OK – hands up. I admit it. Yesterday I may have been too hasty to blame the European row on Russian and Putin, when there is increasing evidence that the Ukrainians are to partly to blame too.
You could argue that the other countries in Europe are also to blame. Despite these annual spats between Ukraine and Russia, which someone yesterday pointed out have been going on since the early nineties, they have failed to diversify away from Russian gas and the Ukrainian route.
There is increasiny evidence that the EU’s proposed solution to the crisis is flawed too. The main pipeline that is due to be built to avoid Gazprom’s grip is way behind schedule, with some even questioning whether the economics stack up.
The pipeline is named after a Verdi opera. Called the Nabucco, the 2,400 mile pipeline will link the gasfields of Azerbaijan to Western Europe without passing through either Russia or Ukraine.

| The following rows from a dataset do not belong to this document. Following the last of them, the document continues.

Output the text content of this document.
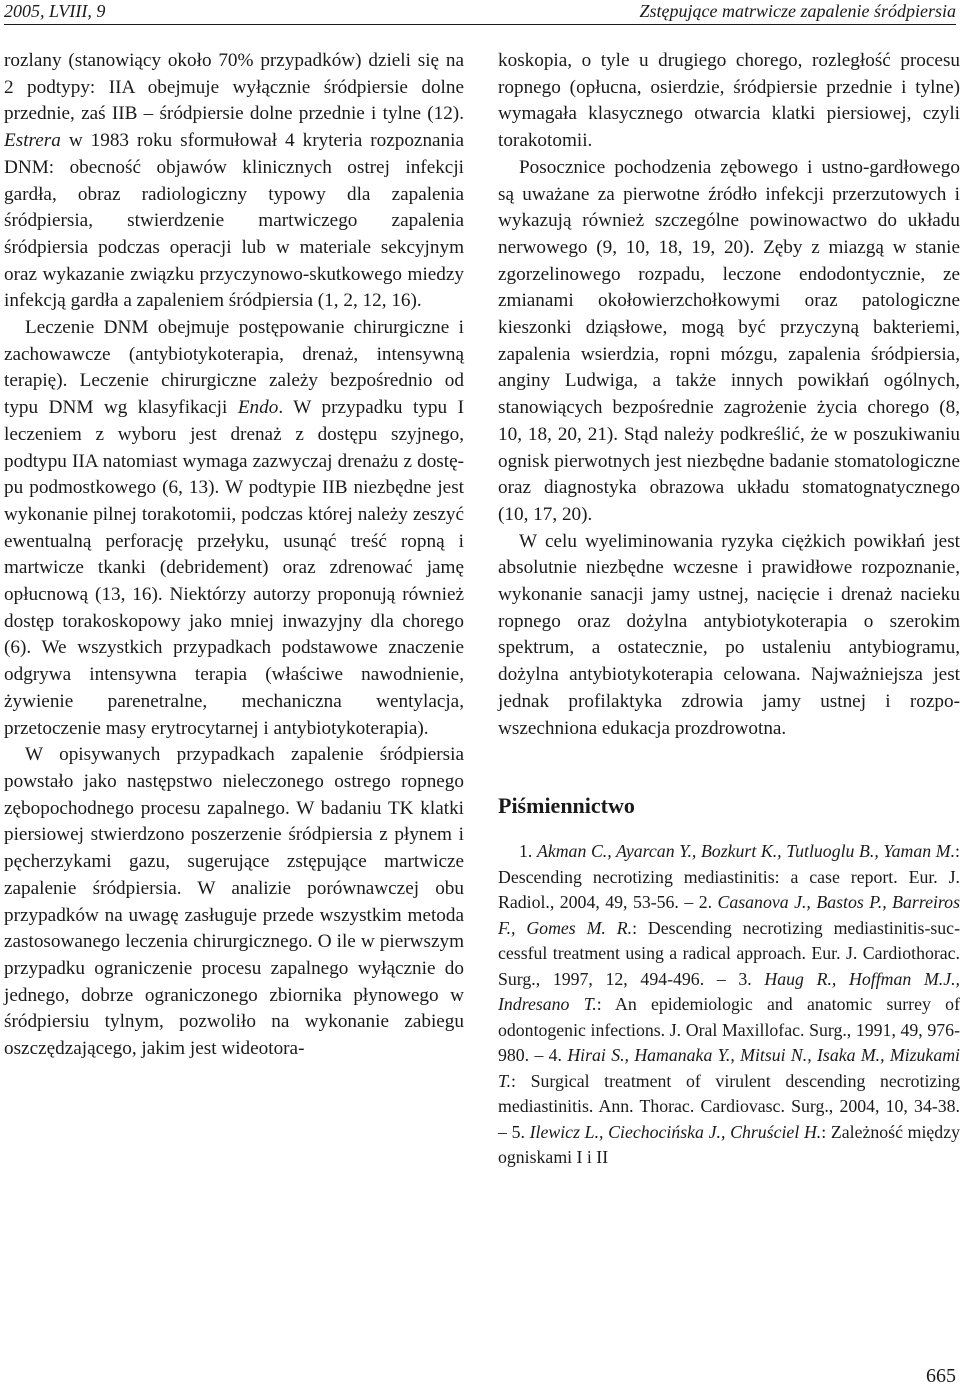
2005, LVIII, 9	Zstępujące matrwicze zapalenie śródpiersia

rozlany (stanowiący około 70% przypadków) dzieli się na 2 podtypy: IIA obejmuje wyłącznie śródpiersie dolne przednie, zaś IIB – śródpiersie dolne przednie i tylne (12). Estrera w 1983 roku sformułował 4 kryteria rozpoznania DNM: obecność objawów klinicznych ostrej infekcji gardła, obraz radiologiczny typowy dla zapalenia śródpiersia, stwierdzenie martwiczego zapalenia śródpiersia podczas operacji lub w materiale sekcyjnym oraz wykazanie związku przyczynowo-skutkowego miedzy infekcją gardła a zapaleniem śródpiersia (1, 2, 12, 16).

Leczenie DNM obejmuje postępowanie chirurgiczne i zachowawcze (antybiotykoterapia, drenaż, intensywną terapię). Leczenie chirurgiczne zależy bezpośrednio od typu DNM wg klasyfikacji Endo. W przypadku typu I leczeniem z wyboru jest drenaż z dostępu szyjnego, podtypu IIA natomiast wymaga zazwyczaj drenażu z dostępu podmostkowego (6, 13). W podtypie IIB niezbędne jest wykonanie pilnej torakotomii, podczas której należy zeszyć ewentualną perforację przełyku, usunąć treść ropną i martwicze tkanki (debridement) oraz zdrenować jamę opłucnową (13, 16). Niektórzy autorzy proponują również dostęp torakoskopowy jako mniej inwazyjny dla chorego (6). We wszystkich przypadkach podstawowe znaczenie odgrywa intensywna terapia (właściwe nawodnienie, żywienie parenetralne, mechaniczna wentylacja, przetoczenie masy erytrocytarnej i antybiotykoterapia).

W opisywanych przypadkach zapalenie śródpiersia powstało jako następstwo nieleczonego ostrego ropnego zębopochodnego procesu zapalnego. W badaniu TK klatki piersiowej stwierdzono poszerzenie śródpiersia z płynem i pęcherzykami gazu, sugerujące zstępujące martwicze zapalenie śródpiersia. W analizie porównawczej obu przypadków na uwagę zasługuje przede wszystkim metoda zastosowanego leczenia chirurgicznego. O ile w pierwszym przypadku ograniczenie procesu zapalnego wyłącznie do jednego, dobrze ograniczonego zbiornika płynowego w śródpiersiu tylnym, pozwoliło na wykonanie zabiegu oszczędzającego, jakim jest wideotora-

koskopia, o tyle u drugiego chorego, rozległość procesu ropnego (opłucna, osierdzie, śródpiersie przednie i tylne) wymagała klasycznego otwarcia klatki piersiowej, czyli torakotomii.

Posocznice pochodzenia zębowego i ustno-gardłowego są uważane za pierwotne źródło infekcji przerzutowych i wykazują również szczególne powinowactwo do układu nerwowego (9, 10, 18, 19, 20). Zęby z miazgą w stanie zgorzelinowego rozpadu, leczone endodontycznie, ze zmianami okołowierzchołkowymi oraz patologiczne kieszonki dziąsłowe, mogą być przyczyną bakteriemi, zapalenia wsierdzia, ropni mózgu, zapalenia śródpiersia, anginy Ludwiga, a także innych powikłań ogólnych, stanowiących bezpośrednie zagrożenie życia chorego (8, 10, 18, 20, 21). Stąd należy podkreślić, że w poszukiwaniu ognisk pierwotnych jest niezbędne badanie stomatologiczne oraz diagnostyka obrazowa układu stomatognatycznego (10, 17, 20).

W celu wyeliminowania ryzyka ciężkich powikłań jest absolutnie niezbędne wczesne i prawidłowe rozpoznanie, wykonanie sanacji jamy ustnej, nacięcie i drenaż nacieku ropnego oraz dożylna antybiotykoterapia o szerokim spektrum, a ostatecznie, po ustaleniu antybiogramu, dożylna antybiotykoterapia celowana. Najważniejsza jest jednak profilaktyka zdrowia jamy ustnej i rozpowszechniona edukacja prozdrowotna.

Piśmiennictwo

1. Akman C., Ayarcan Y., Bozkurt K., Tutluoglu B., Yaman M.: Descending necrotizing mediastinitis: a case report. Eur. J. Radiol., 2004, 49, 53-56. – 2. Casanova J., Bastos P., Barreiros F., Gomes M. R.: Descending necrotizing mediastinitis-successful treatment using a radical approach. Eur. J. Cardiothorac. Surg., 1997, 12, 494-496. – 3. Haug R., Hoffman M.J., Indresano T.: An epidemiologic and anatomic surrey of odontogenic infections. J. Oral Maxillofac. Surg., 1991, 49, 976-980. – 4. Hirai S., Hamanaka Y., Mitsui N., Isaka M., Mizukami T.: Surgical treatment of virulent descending necrotizing mediastinitis. Ann. Thorac. Cardiovasc. Surg., 2004, 10, 34-38. – 5. Ilewicz L., Ciechocińska J., Chruściel H.: Zależność między ogniskami I i II

665
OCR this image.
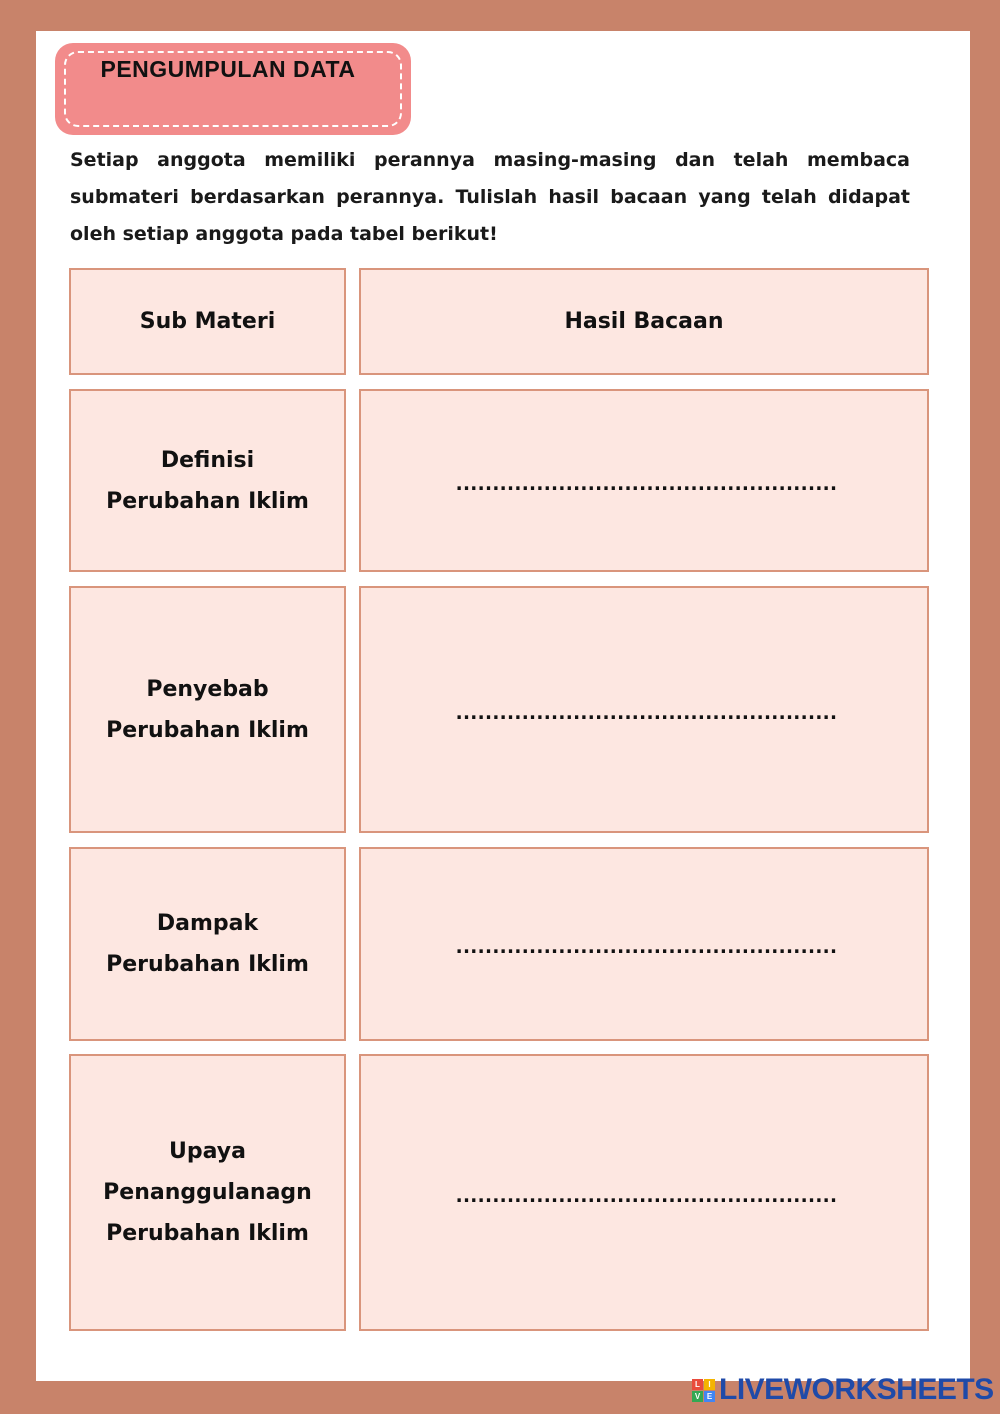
PENGUMPULAN DATA
Setiap anggota memiliki perannya masing-masing dan telah membaca submateri berdasarkan perannya. Tulislah hasil bacaan yang telah didapat oleh setiap anggota pada tabel berikut!
Sub Materi	Hasil Bacaan
Definisi Perubahan Iklim
....................................................
Penyebab Perubahan Iklim
....................................................
Dampak Perubahan Iklim
....................................................
Upaya Penanggulanagn Perubahan Iklim
....................................................
L	I
V E LIVEWORKSHEETS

The first stage from Austria to Turkey is meant to be completed in 2013, but construction has yet to start (it was meant to start two years ago). There are also questions whether the pipeline will ever be economically viable – its cost stands at 8 billion Euros – and whether there will ever be enough gas to fill it. Some say not enough gas will be found to fill it completely until 2020.
In a completely ironic twist, some analysts are saying the only way it will be viable is by transporting Russian gas, which kind of defeats the object of the original pipeline.
An article in today’s Guardian newspaper quotes an industry source that says: “This is an attempt at reverse engineering in pipeline development. Usually you find the resource and then you build a pipeline. With Nabucco it’s the other way round.”
Pierre Noël, an energy analyst at the European Council on Foreign Relations, tells the paper: “This is a project that does not exist except in the minds of Brussels bureaucrats. They think you can build a pipeline and then the gas will flow. It’s simply not credible.”
Adding to the woes of the Brussels beaurocrats who dream of a non-Russian and non-Ukrainian pipeline is Turkey. The Turks are apparently insisting on 15% of the gas at discounted prices, a demand that would wreck Nabucco financially. Some reports say they also just want to use it for themselves and not let it transit their country at all.
And even if the political, economic and environmental problems are sorted out, it will still be providing less than 10 per cent of Europe’s needs. Does it make sense to you?